When she smiled, it was like a desert flower receiving water after a long drought. Her face, which before had been drawn and tight, began to soften and unfold, and her voice was as clear as the dawn. “A flower such as this is hard to forget, is it not, Mr Masson?”
Their eyes met, and when they held each other’s gaze, everybody in the room understood without another word being uttered that after all the years and all the voyages, through oceans, tempests and tragedies, the old man had finally found his home. His frailty forgotten, he stood up from his chair and walked across the room, kneeling before her and taking both of her hands into his own. He whispered with a quiet, contented smile, “Impossible, Ms Burnette, impossible.”
J
UNE
24, 1845, L
ONDON
Jack Grant poured himself a double measure of Scotch and replaced the crystal decanter on the polished walnut console. He looked out the window of the mahogany-panelled office and watched the bustle of Charing Cross Road as he waited for his publisher, Oswald Smythe, to finish reading his manuscript.

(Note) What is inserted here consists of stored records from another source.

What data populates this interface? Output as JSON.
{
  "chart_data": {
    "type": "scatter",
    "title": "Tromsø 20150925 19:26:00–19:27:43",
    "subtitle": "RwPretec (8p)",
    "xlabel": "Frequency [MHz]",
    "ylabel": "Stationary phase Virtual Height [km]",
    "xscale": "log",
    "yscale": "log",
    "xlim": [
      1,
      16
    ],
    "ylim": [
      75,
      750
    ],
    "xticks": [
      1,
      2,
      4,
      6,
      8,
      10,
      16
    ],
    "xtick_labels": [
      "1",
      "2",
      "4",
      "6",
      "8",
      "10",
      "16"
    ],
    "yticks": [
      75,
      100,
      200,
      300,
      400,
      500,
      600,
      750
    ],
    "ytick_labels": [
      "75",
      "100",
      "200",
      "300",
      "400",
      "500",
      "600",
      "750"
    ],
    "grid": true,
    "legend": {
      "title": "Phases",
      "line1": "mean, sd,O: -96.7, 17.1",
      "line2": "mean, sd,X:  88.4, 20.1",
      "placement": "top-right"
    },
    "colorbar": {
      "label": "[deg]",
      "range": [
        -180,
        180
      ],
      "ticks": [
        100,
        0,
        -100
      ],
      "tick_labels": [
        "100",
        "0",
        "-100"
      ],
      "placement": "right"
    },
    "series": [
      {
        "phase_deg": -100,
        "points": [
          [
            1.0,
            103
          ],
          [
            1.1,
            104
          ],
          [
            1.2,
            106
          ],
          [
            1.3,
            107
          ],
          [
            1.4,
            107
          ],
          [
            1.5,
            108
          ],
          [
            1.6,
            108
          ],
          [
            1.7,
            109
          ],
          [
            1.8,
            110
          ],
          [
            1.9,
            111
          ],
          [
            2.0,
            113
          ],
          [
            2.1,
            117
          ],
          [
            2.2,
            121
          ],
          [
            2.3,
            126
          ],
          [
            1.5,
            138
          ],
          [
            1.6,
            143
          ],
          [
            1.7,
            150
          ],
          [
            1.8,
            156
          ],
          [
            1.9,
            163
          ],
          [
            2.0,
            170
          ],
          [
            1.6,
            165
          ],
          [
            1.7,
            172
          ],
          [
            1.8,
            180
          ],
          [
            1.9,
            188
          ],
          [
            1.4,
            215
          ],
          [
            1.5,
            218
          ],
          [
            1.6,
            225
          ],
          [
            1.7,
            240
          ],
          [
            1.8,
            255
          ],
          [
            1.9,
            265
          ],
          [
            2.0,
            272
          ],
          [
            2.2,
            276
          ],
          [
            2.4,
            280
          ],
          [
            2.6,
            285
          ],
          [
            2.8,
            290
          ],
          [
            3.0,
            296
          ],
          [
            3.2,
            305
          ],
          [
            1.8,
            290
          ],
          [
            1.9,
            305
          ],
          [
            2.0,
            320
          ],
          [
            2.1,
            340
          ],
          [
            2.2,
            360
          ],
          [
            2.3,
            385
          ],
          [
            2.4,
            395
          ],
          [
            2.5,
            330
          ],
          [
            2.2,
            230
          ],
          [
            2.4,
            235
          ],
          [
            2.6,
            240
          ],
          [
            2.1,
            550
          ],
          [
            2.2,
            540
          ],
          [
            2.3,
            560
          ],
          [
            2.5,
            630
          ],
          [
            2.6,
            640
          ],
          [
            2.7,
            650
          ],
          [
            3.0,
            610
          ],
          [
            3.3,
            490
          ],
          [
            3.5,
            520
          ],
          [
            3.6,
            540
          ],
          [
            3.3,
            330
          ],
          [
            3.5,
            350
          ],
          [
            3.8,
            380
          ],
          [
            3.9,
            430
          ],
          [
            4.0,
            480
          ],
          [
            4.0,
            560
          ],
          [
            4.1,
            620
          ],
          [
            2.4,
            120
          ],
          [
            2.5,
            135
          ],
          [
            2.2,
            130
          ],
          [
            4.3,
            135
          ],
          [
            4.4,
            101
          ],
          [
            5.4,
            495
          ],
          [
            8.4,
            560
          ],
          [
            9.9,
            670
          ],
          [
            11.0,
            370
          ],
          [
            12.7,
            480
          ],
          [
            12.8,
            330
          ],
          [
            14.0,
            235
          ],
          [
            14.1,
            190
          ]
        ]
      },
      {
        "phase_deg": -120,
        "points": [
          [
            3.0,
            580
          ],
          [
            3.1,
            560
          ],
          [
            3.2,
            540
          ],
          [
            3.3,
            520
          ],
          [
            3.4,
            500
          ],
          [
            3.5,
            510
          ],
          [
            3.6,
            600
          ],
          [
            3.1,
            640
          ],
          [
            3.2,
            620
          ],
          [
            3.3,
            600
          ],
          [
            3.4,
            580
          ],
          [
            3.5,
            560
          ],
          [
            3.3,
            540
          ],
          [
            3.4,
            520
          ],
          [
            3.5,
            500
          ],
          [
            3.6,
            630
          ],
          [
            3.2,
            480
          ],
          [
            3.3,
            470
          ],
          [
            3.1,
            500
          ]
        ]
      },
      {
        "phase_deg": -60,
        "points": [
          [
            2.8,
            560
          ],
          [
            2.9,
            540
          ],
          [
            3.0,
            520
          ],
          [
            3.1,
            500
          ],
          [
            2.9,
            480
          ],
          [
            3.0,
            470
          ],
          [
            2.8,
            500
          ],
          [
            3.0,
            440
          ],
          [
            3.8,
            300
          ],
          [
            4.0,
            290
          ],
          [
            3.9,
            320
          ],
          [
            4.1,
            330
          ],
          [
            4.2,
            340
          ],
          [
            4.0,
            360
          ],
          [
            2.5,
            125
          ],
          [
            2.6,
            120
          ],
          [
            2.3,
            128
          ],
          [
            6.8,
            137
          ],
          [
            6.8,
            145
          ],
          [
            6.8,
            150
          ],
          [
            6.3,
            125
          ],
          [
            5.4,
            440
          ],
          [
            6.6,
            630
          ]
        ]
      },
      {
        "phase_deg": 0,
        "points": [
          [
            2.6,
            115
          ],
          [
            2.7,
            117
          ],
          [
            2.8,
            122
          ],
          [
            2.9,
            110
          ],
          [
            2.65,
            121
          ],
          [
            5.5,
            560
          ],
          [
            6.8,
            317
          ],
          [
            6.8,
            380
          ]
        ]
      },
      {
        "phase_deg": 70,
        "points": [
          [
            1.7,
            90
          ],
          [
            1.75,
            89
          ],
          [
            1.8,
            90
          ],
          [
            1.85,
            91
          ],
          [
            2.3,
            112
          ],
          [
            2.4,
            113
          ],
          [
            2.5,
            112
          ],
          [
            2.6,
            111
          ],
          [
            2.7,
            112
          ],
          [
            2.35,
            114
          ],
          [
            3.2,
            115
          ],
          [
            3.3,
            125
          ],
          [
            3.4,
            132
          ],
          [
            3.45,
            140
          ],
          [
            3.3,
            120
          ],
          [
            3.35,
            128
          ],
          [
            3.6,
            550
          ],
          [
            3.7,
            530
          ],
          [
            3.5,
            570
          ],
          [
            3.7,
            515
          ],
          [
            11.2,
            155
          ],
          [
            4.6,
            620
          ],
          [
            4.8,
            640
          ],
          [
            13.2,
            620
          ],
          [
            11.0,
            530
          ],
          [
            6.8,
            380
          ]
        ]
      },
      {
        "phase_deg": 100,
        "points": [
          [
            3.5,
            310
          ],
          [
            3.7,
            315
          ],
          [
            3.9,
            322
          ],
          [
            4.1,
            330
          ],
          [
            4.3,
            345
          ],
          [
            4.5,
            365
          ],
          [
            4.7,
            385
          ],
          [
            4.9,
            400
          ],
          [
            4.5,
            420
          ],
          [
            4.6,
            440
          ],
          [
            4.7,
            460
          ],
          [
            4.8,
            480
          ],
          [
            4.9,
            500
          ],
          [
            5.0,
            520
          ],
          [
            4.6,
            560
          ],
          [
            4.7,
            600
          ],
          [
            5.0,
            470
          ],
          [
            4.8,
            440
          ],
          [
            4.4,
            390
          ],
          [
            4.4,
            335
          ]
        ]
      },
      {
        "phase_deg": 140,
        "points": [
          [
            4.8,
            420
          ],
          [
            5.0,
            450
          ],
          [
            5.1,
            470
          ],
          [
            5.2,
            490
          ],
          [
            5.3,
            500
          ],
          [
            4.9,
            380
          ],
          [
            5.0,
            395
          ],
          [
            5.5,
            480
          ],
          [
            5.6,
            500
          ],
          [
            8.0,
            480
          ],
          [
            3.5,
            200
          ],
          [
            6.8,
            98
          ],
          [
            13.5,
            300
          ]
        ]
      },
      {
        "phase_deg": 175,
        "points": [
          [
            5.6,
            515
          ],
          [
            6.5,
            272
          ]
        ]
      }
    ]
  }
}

The clock’s brass pendulum swung silently back and forth as Oswald’s stubby fingers flipped each page, reminding Jack of the coachman’s whip all those years ago.
At last Oswald finished and removed his spectacles from his nose so that he could rub his eyes.
“It was all true,” said Jack, as if in reply to Oswald’s silent question. “After Mr Masson’s visit, I checked at the library of the
Gazette
. His journals had been published in 1776 in the
Philosophical Transactions of the Royal Society in London
. It’s all there, the lions, the flowers, the mission for the King, everything. And my Grandmamma confirmed the rest.”